Updated: February 25, 2021 11:45:13 pm
Noted virologist Dr V Ravi on Thursday said that so far, there is no variant of the SARS-CoV-2 virus in India that has a propensity to spread faster. “The surge in Maharashtra has been triggered by super-spreader events that has had a community spillover. Testing and tracking needs to be urgently picked up,” he said while addressing a webinar on Thursday.
Dr V Ravi, who is a former professor of neurovirology at NIMHANS and nodal officer for genomic confirmation of SARS-CoV-2, Karnataka, was addressing a panel discussion on coronavirus variants and vaccination on Thursday. He pointed out that in Maharashtra, there is no evidence that a new variant has led to the surge of new infections.
“There are two amino acid changes noted in spike protein of the SARS-CoV2 virus. This has been seen in other places apart from Maharashtra. The surge has been triggered by super-spreading events,” he said at the panel discussion organised online by Neuberg Diagnostics,
On Thursday, Maharashtra reported 8,702 new cases and 56 deaths due to Covid-19. Overall, 21.29 lakh persons have been infected with Covid-19 in the state; 3.05 lakh are in home quarantine while 2,521 are in institutional quarantine, according to state Health Department officials.
Mumbai circle, at 1,976 new infections, and Pune circle (Pune, Satara, Solapur districts; 1,734 cases) are showing the highest rise in cases.
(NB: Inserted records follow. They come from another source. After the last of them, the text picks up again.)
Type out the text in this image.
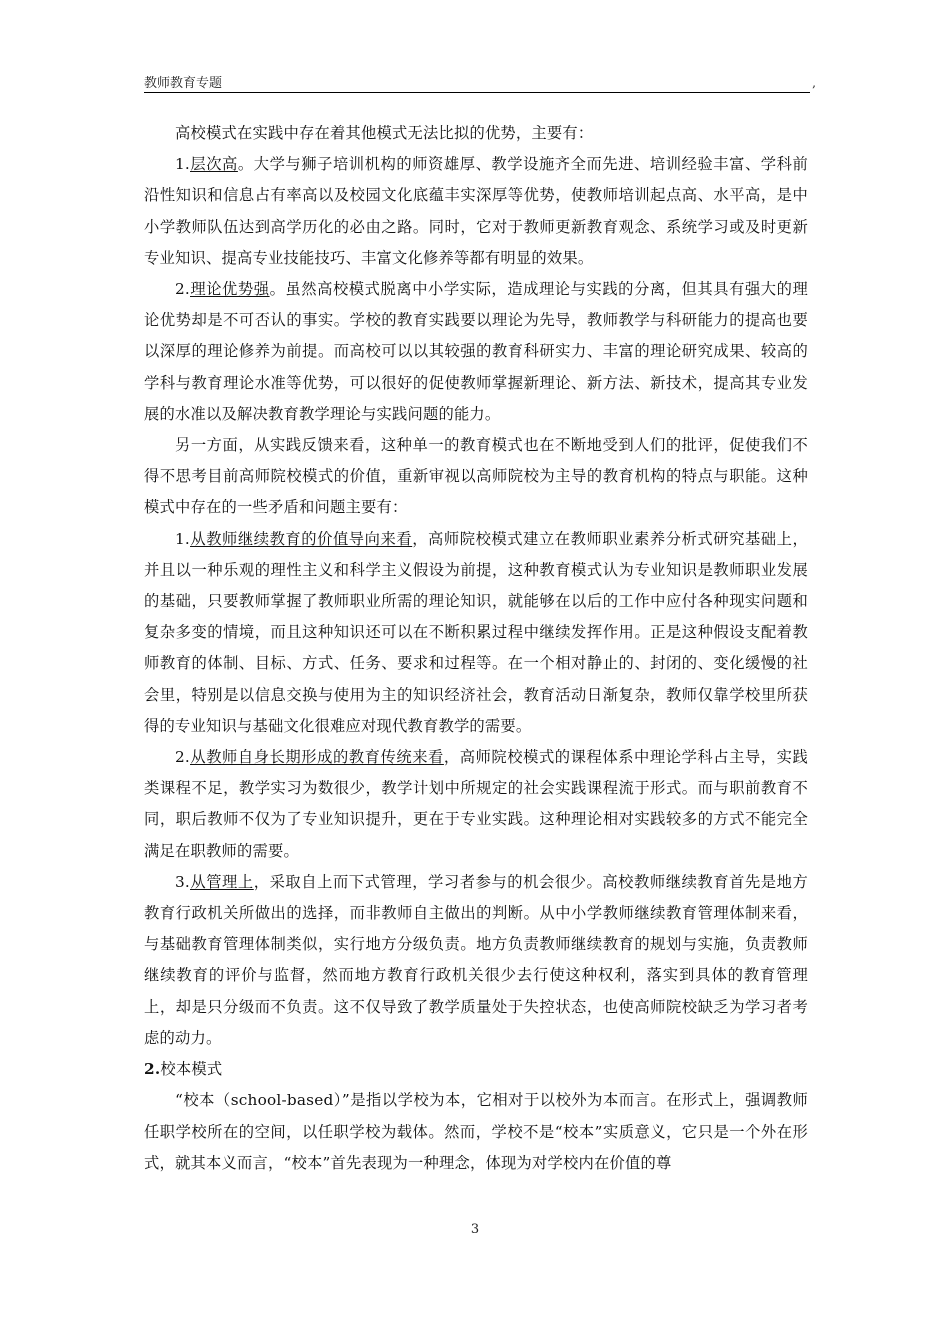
教师教育专题	,

高校模式在实践中存在着其他模式无法比拟的优势，主要有：

1.层次高。大学与狮子培训机构的师资雄厚、教学设施齐全而先进、培训经验丰富、学科前沿性知识和信息占有率高以及校园文化底蕴丰实深厚等优势，使教师培训起点高、水平高，是中小学教师队伍达到高学历化的必由之路。同时，它对于教师更新教育观念、系统学习或及时更新专业知识、提高专业技能技巧、丰富文化修养等都有明显的效果。

2.理论优势强。虽然高校模式脱离中小学实际，造成理论与实践的分离，但其具有强大的理论优势却是不可否认的事实。学校的教育实践要以理论为先导，教师教学与科研能力的提高也要以深厚的理论修养为前提。而高校可以以其较强的教育科研实力、丰富的理论研究成果、较高的学科与教育理论水准等优势，可以很好的促使教师掌握新理论、新方法、新技术，提高其专业发展的水准以及解决教育教学理论与实践问题的能力。

另一方面，从实践反馈来看，这种单一的教育模式也在不断地受到人们的批评，促使我们不得不思考目前高师院校模式的价值，重新审视以高师院校为主导的教育机构的特点与职能。这种模式中存在的一些矛盾和问题主要有：

1.从教师继续教育的价值导向来看，高师院校模式建立在教师职业素养分析式研究基础上，并且以一种乐观的理性主义和科学主义假设为前提，这种教育模式认为专业知识是教师职业发展的基础，只要教师掌握了教师职业所需的理论知识，就能够在以后的工作中应付各种现实问题和复杂多变的情境，而且这种知识还可以在不断积累过程中继续发挥作用。正是这种假设支配着教师教育的体制、目标、方式、任务、要求和过程等。在一个相对静止的、封闭的、变化缓慢的社会里，特别是以信息交换与使用为主的知识经济社会，教育活动日渐复杂，教师仅靠学校里所获得的专业知识与基础文化很难应对现代教育教学的需要。

2.从教师自身长期形成的教育传统来看，高师院校模式的课程体系中理论学科占主导，实践类课程不足，教学实习为数很少，教学计划中所规定的社会实践课程流于形式。而与职前教育不同，职后教师不仅为了专业知识提升，更在于专业实践。这种理论相对实践较多的方式不能完全满足在职教师的需要。

3.从管理上，采取自上而下式管理，学习者参与的机会很少。高校教师继续教育首先是地方教育行政机关所做出的选择，而非教师自主做出的判断。从中小学教师继续教育管理体制来看，与基础教育管理体制类似，实行地方分级负责。地方负责教师继续教育的规划与实施，负责教师继续教育的评价与监督，然而地方教育行政机关很少去行使这种权利，落实到具体的教育管理上，却是只分级而不负责。这不仅导致了教学质量处于失控状态，也使高师院校缺乏为学习者考虑的动力。

2.校本模式

“校本（school-based）”是指以学校为本，它相对于以校外为本而言。在形式上，强调教师任职学校所在的空间，以任职学校为载体。然而，学校不是“校本”实质意义，它只是一个外在形式，就其本义而言，“校本”首先表现为一种理念，体现为对学校内在价值的尊

3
According to state data, the number of new infections is 779 in Pune Municipal Corporation areas and 1,145 in BMC areas. Nagpur Circle also has reported 1,458 new cases, with 864 new infections in Nagpur Municipal Corporation area.
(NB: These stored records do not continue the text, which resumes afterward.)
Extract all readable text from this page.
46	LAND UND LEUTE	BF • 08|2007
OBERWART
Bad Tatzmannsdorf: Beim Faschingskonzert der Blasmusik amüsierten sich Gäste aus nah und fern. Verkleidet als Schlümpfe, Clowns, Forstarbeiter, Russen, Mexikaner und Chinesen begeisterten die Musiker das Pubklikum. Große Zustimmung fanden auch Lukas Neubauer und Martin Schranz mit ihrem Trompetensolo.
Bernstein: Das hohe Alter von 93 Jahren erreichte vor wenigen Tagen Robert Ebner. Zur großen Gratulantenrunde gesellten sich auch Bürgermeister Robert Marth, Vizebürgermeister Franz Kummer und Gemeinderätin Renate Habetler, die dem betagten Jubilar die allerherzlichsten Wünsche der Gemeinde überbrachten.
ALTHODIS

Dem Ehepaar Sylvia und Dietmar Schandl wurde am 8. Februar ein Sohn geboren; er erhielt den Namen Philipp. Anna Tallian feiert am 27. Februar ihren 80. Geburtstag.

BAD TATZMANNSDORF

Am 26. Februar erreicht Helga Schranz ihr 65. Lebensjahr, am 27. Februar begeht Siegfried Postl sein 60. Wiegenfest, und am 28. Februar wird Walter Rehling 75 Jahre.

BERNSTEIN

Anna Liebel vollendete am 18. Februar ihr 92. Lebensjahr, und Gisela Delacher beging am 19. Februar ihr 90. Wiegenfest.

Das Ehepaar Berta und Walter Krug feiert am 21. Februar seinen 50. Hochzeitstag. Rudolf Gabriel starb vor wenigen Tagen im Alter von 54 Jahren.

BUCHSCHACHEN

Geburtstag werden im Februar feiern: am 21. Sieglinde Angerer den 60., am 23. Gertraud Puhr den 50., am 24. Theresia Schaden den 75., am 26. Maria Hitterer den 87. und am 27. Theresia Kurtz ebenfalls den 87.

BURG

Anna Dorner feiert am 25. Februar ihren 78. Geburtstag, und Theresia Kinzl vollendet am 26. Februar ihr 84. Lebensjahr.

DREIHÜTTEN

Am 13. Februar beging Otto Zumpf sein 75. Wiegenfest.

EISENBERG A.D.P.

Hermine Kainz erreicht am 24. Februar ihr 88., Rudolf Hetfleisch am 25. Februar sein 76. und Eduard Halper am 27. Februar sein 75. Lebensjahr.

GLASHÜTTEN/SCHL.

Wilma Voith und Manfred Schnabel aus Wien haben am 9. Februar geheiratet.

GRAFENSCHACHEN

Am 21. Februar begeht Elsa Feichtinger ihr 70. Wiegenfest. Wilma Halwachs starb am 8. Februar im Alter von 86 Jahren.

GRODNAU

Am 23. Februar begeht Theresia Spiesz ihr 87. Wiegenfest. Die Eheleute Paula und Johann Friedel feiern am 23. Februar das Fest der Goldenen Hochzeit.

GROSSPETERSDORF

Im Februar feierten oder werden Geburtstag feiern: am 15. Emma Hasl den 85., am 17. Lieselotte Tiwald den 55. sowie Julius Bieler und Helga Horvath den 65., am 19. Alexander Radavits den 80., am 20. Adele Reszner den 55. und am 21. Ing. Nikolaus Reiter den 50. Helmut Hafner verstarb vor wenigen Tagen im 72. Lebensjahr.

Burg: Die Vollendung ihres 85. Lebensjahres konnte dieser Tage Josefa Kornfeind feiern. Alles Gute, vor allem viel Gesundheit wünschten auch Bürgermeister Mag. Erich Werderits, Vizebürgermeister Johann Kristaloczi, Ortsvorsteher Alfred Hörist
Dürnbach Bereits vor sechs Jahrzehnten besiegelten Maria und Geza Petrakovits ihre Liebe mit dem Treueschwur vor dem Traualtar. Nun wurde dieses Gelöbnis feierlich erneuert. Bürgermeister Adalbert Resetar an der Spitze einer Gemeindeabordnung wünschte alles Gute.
Referring to the surge in cases at Kerala, Dr Ravi said, “For any respiratory pandemic, there will be a second wave… not to the extent of the first but we need to be constantly alert. However, testing nosedived. There is a need to chase every symptomatic person and get a minimum of 10 contacts of a Covid-positive patient tested.”
Dr V Ramasubramanian, infectious diseases specialist at Apollo Hospital, and Dr Saranya Narayan, chief microbiologist of Neuberg Diagnostics, participated in the webinar. Dr Ramasubramanian said that there was a surge in cases in several states but hopefully it will fizzle out in a short time.
“However, we can’t be complacent and need to adopt Covid-appropriate behaviour (masking – social distancing),” he said.
Dr Ramasubramanian also urged the need to open up schools. “Adults want to protect children but there has been psychological damage among children. We need to set standards and protocols to minimise the risk on how to open schools,” he stressed.
All the experts on the panel strongly recommended vaccination, especially for those with co-morbidities. Misinformation related to vaccines and vaccinations is among the primary reasons behind the reluctance among a section of healthcare workers, said experts.